Now, as the above summaries of various early Christians show, Christianity isn't radically averse to art. It simply depends what that art does. If the art is part of kerygmatic proclamation, if it directs the "hearer" to "saving knowledge of the truth", then it is valid. Clement sees the image on the signet ring as a way to reassure the user of his faith. Every time he sees the symbol, he knows where he stands. Similarly, early synagogues and churches used decorative images that would direct the mind through the central event of reading/teaching God's word. Tombs were decorated with art, showing passerbys the sleeper's faith in Christ and the resurrection. If such is the case, then Christians using art find common faith with the first centuries of the church. Prohibiting such arts is perhaps necessary for pastoral economy (meaning, if people are misusing the art, then it is better to take it away). But blanket prohibitions, based on superficial readings of the second commandment and a kind of rationalist aesthetic, is superstitious or worse. Similarly, devotion to art as a substitute for piety courts idolatry and infantile faith. The living colors of virtue degenerates into chipped paint and murky rocks. Rather, visual representation of God's symbols is only an aid to "hear, read, mark, learn, and inwardly digest".

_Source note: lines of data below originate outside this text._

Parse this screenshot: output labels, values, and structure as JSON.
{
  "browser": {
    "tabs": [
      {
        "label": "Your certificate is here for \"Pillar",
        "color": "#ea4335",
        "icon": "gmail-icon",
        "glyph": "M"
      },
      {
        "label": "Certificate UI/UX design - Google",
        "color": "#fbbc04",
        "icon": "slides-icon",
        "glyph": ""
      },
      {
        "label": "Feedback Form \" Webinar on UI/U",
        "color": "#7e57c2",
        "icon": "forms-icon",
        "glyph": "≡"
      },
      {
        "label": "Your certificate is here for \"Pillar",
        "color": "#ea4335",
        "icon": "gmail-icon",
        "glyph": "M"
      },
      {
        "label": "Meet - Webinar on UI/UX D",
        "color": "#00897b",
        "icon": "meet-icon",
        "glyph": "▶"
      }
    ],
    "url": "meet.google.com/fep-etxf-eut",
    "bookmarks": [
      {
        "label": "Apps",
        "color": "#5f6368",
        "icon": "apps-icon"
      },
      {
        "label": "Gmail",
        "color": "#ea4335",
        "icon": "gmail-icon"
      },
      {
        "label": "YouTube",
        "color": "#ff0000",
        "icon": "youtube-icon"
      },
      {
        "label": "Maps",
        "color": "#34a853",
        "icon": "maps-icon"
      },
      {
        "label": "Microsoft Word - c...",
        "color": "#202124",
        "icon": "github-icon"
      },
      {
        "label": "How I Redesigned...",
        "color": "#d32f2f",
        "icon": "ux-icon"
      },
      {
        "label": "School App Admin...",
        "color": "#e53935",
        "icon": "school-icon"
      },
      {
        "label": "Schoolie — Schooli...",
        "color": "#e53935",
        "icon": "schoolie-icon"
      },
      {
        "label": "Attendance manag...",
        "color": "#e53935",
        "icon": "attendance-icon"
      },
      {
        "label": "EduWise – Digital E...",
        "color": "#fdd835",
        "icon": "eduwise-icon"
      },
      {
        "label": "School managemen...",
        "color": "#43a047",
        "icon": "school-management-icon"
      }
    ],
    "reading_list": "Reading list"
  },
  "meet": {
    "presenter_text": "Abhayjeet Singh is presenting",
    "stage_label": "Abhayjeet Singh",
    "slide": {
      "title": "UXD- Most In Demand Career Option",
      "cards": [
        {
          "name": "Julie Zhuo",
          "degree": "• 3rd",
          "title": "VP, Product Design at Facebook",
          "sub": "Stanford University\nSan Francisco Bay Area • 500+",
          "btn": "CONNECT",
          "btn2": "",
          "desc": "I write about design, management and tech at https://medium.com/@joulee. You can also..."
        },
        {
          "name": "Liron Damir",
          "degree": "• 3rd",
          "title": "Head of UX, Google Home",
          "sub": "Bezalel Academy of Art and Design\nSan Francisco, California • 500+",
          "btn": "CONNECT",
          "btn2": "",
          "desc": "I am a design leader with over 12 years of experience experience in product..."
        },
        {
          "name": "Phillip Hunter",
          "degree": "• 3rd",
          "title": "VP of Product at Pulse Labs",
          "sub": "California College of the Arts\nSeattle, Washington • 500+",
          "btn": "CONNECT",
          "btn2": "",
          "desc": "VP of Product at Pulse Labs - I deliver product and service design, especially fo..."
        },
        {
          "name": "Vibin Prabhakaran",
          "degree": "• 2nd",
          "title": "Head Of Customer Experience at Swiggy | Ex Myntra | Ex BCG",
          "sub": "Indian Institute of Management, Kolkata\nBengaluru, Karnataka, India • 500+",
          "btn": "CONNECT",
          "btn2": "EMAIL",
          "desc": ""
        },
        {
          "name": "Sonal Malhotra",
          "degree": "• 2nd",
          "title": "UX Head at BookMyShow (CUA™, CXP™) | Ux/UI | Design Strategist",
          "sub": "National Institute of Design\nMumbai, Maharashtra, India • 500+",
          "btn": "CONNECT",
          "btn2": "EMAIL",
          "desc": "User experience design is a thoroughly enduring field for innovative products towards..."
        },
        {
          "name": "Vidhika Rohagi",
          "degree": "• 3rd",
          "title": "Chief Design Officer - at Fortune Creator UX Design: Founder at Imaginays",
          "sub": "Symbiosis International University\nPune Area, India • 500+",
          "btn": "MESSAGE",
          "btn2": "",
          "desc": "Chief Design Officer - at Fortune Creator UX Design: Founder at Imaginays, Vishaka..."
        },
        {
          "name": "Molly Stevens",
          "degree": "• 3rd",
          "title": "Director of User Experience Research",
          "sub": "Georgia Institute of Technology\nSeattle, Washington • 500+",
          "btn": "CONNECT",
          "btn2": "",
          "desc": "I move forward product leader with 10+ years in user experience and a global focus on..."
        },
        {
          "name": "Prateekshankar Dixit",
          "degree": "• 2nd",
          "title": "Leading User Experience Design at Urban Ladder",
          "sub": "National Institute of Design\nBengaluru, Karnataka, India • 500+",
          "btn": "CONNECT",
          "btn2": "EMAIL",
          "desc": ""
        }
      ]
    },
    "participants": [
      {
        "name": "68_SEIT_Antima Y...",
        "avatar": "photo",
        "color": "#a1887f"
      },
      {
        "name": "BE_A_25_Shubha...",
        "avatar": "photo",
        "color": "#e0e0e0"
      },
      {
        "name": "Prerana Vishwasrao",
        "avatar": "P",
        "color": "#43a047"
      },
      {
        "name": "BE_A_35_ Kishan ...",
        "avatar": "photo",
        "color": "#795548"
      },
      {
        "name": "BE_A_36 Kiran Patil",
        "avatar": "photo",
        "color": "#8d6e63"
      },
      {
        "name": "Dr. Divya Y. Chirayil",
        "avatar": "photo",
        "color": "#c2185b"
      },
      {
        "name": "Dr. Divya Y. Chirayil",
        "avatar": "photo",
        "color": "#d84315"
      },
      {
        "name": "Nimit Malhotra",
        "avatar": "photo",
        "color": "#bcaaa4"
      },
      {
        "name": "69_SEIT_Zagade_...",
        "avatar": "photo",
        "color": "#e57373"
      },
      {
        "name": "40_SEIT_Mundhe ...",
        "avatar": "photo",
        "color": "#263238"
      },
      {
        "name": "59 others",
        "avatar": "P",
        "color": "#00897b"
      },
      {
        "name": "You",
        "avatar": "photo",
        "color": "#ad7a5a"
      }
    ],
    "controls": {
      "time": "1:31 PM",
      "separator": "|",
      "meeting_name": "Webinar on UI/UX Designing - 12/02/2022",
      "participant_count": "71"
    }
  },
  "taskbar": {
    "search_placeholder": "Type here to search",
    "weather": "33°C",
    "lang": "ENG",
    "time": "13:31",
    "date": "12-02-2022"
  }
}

The better position, concurrent through all the ages of the church, is nicely summarized in the following from Luther:

"I have myself heard those who oppose pictures, read from my German Bible. . . . But this contains many pictures of God, of the angels, of men, and of animals, especially in the Revelation of St. John, in the books of Moses, and in the book of Joshua. We therefore kindly beg these fanatics to permit us also to paint these pictures on the wall that they may be remembered and better understood, inasmuch as they can harm as little on the walls as in books. Would to God that I could persuade those who can afford it to paint the whole Bible on their houses, inside and outside, so that all might see ; this would indeed be a Christian work. For I am convinced that it is God's will that we should hear and learn what He has done, especially what Christ suffered. But when I hear these things and meditate upon them, I find it impossible not to picture them in my heart. Whether I want to or not, when I hear of Christ, a human form hanging upon a cross rises up in my heart: just as I see my natural face reflected when I look into water. Now if it is not sinful for me to have Christ's picture in my heart, why should it be sinful to have it before my eyes"


*This text is clearly anti-gnostic, as its John connects virtues in the soul to the effects one sees in the flesh. The point is not that the soul is important, forget about the body, but only the soul can shine forth through our flesh.

1 comment:

  1. What are your thoughts on non-devotional images of God himself? (I’m excluding here images of Jesus.) This has always seemed to me a violation of the commandment against graven images and the teaching of the prophets, and yet I have seen a surprising number of examples in both the evangelical and Catholic world.